Regarding the piece Rajeev posted from Sanjeev Nayyar about India's courts, and just some of my broader thoughts on courts and minorityism - I wanted to note the following:
Courts/judiciaries want to protect minorities from oppression by the majority. Given the history of smaller groups being at a disadvantage to be crushed by larger majorities, there's reason to want some protections to exist. But there's also another history - a history of imperialism whereby larger/powerful groupings show up in a locality to subjugate it from outside. Laws regarding treatment of minorities have been framed without giving adequate consideration to the special type of minority who are trans-nationalists - ie. having an affinity to similar people living outside the country. In that case, the so-called "minority" is really just the tip of a larger iceberg - part of a larger whole, like the camel which has poked its nose inside a tent.
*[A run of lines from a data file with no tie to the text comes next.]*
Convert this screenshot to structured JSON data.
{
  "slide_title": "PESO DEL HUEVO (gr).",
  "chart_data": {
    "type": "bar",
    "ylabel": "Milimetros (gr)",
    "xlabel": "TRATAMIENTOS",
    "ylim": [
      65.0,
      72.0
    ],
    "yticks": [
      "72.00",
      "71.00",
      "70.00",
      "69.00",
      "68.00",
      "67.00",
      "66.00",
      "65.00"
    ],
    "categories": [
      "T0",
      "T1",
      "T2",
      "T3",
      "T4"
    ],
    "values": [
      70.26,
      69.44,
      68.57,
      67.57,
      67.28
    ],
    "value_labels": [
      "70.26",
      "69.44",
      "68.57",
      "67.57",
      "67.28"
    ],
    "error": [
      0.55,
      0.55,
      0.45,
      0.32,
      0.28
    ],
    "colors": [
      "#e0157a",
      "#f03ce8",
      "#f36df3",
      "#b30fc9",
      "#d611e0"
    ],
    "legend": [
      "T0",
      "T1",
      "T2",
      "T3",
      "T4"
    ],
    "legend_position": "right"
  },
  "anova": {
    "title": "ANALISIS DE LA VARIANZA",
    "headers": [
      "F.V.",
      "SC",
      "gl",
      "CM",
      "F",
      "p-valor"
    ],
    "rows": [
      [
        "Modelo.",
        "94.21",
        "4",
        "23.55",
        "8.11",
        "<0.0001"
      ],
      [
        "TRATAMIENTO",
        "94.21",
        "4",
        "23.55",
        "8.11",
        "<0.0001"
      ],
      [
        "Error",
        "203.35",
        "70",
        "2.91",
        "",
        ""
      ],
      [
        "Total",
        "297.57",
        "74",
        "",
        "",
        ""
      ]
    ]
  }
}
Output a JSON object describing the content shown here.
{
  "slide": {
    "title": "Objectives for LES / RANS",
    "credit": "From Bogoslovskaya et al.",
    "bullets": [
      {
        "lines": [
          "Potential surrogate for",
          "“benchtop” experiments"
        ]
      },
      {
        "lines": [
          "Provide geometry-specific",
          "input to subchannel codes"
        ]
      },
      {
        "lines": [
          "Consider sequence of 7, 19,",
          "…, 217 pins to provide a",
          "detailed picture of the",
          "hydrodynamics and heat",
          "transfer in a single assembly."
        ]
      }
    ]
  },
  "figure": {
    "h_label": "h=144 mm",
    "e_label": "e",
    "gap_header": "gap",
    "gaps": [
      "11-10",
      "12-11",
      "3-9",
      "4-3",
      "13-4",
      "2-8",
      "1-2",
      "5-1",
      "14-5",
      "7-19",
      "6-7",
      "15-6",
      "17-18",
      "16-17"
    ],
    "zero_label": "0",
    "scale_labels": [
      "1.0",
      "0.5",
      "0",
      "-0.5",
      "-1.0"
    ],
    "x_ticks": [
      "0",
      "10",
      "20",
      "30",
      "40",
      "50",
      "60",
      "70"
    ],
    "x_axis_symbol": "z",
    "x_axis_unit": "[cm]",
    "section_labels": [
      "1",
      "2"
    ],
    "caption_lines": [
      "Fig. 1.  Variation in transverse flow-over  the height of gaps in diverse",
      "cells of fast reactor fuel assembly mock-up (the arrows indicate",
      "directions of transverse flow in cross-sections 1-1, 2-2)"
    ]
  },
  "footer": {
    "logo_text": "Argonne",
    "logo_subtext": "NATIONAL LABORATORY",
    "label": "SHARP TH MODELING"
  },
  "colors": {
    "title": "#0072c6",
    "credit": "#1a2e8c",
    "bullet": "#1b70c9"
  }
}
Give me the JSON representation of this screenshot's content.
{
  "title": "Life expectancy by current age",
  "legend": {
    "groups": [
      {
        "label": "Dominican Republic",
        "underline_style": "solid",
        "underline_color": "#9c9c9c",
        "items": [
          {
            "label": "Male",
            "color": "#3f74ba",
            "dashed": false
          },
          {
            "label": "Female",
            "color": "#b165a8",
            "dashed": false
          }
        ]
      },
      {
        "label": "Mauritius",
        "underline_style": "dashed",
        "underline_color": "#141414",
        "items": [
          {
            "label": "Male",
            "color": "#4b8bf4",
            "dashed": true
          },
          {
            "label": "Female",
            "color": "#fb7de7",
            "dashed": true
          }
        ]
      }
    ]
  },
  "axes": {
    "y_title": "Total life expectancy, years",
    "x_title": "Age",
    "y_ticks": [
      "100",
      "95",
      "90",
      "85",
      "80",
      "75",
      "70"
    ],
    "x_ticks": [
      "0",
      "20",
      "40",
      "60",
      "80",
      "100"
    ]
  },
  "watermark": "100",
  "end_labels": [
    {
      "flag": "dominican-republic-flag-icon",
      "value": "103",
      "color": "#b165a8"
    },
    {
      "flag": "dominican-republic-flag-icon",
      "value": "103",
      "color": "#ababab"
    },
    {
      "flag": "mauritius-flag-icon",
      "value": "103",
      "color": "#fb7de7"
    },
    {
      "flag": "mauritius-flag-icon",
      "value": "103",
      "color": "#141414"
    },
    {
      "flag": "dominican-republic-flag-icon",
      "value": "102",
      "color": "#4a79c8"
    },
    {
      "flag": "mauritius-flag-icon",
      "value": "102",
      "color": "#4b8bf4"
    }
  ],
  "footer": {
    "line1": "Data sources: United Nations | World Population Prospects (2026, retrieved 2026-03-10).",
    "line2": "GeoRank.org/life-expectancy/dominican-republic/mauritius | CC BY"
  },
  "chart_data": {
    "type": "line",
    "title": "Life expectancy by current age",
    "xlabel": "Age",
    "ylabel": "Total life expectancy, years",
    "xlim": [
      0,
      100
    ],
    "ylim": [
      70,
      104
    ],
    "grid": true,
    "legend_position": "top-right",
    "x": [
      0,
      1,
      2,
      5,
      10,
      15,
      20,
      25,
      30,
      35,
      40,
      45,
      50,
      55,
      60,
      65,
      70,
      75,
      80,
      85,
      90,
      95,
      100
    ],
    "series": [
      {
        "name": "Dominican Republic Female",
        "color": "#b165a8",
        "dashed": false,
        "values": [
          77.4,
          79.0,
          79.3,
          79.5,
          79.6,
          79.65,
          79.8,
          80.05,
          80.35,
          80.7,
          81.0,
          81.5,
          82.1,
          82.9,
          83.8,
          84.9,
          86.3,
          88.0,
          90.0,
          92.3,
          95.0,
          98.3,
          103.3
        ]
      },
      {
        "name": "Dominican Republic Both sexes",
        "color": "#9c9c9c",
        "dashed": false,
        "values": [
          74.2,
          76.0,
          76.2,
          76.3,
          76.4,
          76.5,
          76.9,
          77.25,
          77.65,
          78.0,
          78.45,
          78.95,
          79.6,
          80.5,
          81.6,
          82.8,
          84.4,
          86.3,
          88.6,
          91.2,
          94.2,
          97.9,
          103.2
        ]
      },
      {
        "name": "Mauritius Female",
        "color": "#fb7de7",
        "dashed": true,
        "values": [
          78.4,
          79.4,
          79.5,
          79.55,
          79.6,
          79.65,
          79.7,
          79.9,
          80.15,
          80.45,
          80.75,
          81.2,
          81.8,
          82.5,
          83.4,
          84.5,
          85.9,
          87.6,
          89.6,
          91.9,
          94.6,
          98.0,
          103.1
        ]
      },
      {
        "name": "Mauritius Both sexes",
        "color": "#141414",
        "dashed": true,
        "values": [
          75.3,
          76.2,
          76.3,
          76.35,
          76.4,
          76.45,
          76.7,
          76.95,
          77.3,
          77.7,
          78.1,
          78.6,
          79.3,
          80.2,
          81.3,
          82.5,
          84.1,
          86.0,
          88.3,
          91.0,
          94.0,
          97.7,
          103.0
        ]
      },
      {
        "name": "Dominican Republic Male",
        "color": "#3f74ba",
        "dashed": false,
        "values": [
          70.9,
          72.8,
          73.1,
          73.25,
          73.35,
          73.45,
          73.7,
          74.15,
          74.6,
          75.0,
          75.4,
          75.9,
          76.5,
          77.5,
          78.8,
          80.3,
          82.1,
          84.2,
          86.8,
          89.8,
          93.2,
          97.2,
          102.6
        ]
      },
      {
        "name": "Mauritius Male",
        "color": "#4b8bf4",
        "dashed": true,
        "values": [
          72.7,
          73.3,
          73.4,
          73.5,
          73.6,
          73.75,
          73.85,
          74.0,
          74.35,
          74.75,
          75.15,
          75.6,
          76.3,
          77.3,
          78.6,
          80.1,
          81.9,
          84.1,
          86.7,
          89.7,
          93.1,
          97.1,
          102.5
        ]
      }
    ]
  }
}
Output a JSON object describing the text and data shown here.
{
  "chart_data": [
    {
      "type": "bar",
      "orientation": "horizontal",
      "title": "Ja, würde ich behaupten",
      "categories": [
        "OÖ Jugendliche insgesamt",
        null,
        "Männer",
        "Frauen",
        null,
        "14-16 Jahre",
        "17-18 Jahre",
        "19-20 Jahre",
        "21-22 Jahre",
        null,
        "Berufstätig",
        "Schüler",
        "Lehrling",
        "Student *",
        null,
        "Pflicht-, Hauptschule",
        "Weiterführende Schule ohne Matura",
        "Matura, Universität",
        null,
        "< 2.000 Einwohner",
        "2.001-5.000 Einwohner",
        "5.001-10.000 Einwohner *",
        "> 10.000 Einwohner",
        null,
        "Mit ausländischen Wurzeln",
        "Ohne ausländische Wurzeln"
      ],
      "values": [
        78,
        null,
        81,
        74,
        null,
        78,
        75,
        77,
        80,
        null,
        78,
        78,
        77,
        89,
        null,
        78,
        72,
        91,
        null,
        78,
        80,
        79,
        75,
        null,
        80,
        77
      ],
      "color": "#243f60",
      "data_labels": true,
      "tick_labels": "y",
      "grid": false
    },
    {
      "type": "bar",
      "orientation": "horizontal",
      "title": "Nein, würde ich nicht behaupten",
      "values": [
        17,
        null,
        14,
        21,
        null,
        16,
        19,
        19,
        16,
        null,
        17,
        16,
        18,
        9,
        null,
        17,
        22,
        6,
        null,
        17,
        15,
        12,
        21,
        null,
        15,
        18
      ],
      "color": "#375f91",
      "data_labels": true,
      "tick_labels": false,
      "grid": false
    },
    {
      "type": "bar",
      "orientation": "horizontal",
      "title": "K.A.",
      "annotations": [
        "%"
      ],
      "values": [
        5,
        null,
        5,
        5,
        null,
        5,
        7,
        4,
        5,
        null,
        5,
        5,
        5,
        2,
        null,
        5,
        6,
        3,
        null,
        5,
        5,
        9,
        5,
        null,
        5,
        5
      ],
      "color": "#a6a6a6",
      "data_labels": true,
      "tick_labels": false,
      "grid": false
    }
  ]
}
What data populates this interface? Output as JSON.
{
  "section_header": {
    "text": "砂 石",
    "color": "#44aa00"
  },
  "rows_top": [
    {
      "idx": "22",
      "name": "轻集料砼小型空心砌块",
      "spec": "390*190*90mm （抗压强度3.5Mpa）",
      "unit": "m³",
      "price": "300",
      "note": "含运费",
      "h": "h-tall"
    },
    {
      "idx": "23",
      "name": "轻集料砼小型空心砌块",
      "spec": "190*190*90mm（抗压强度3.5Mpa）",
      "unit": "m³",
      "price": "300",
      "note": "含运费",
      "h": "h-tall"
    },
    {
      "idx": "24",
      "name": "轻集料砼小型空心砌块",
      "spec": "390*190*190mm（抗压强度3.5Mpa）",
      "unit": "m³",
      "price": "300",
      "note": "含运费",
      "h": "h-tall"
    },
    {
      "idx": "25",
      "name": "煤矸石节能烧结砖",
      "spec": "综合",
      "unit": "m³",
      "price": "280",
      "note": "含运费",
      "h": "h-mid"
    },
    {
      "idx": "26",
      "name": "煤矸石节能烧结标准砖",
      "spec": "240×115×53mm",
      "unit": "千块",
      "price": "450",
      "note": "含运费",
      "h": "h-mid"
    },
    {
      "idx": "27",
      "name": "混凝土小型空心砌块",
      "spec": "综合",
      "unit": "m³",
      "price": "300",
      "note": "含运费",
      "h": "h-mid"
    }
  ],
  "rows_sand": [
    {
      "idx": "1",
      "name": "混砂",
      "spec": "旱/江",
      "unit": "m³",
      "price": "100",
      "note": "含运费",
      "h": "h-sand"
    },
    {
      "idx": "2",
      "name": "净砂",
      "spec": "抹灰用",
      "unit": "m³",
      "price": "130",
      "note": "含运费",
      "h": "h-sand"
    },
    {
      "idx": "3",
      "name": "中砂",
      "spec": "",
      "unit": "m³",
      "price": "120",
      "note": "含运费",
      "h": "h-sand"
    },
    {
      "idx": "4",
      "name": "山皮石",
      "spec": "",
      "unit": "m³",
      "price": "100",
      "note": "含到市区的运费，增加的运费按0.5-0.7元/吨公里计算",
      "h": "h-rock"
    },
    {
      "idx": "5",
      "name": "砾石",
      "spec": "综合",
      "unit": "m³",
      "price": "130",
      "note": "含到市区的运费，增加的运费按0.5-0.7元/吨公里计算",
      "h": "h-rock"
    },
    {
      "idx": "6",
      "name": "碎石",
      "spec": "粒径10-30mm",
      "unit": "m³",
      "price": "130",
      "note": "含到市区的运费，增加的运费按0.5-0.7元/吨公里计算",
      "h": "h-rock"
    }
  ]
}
Courts/judiciaries only see the nose, and think that's all there is to see. They don't see the larger camel attached to that nose, and its presence/effect.
There are genuine minorities who have no attachments outside of national borders - they are true minorities, in the truest sense of that word. But trans-nationalists who identify with a larger whole really aren't minorities at all. They continue to maintain and pursue their attachments with their larger whole, and it's the locals who aren't part of that who are at a relative disadvantage to that. It's for this reason that the minorities are able to dominate the narrative and portray local nationalists as a "big, bad majoritarians". The rise of trans-nationalism has continued to further this game.
Nationalists of different countries likewise then need to be able to reach out and coordinate with each other, in order to seize back the narrative and fend off the expansionist tendencies of trans-nationalist groups.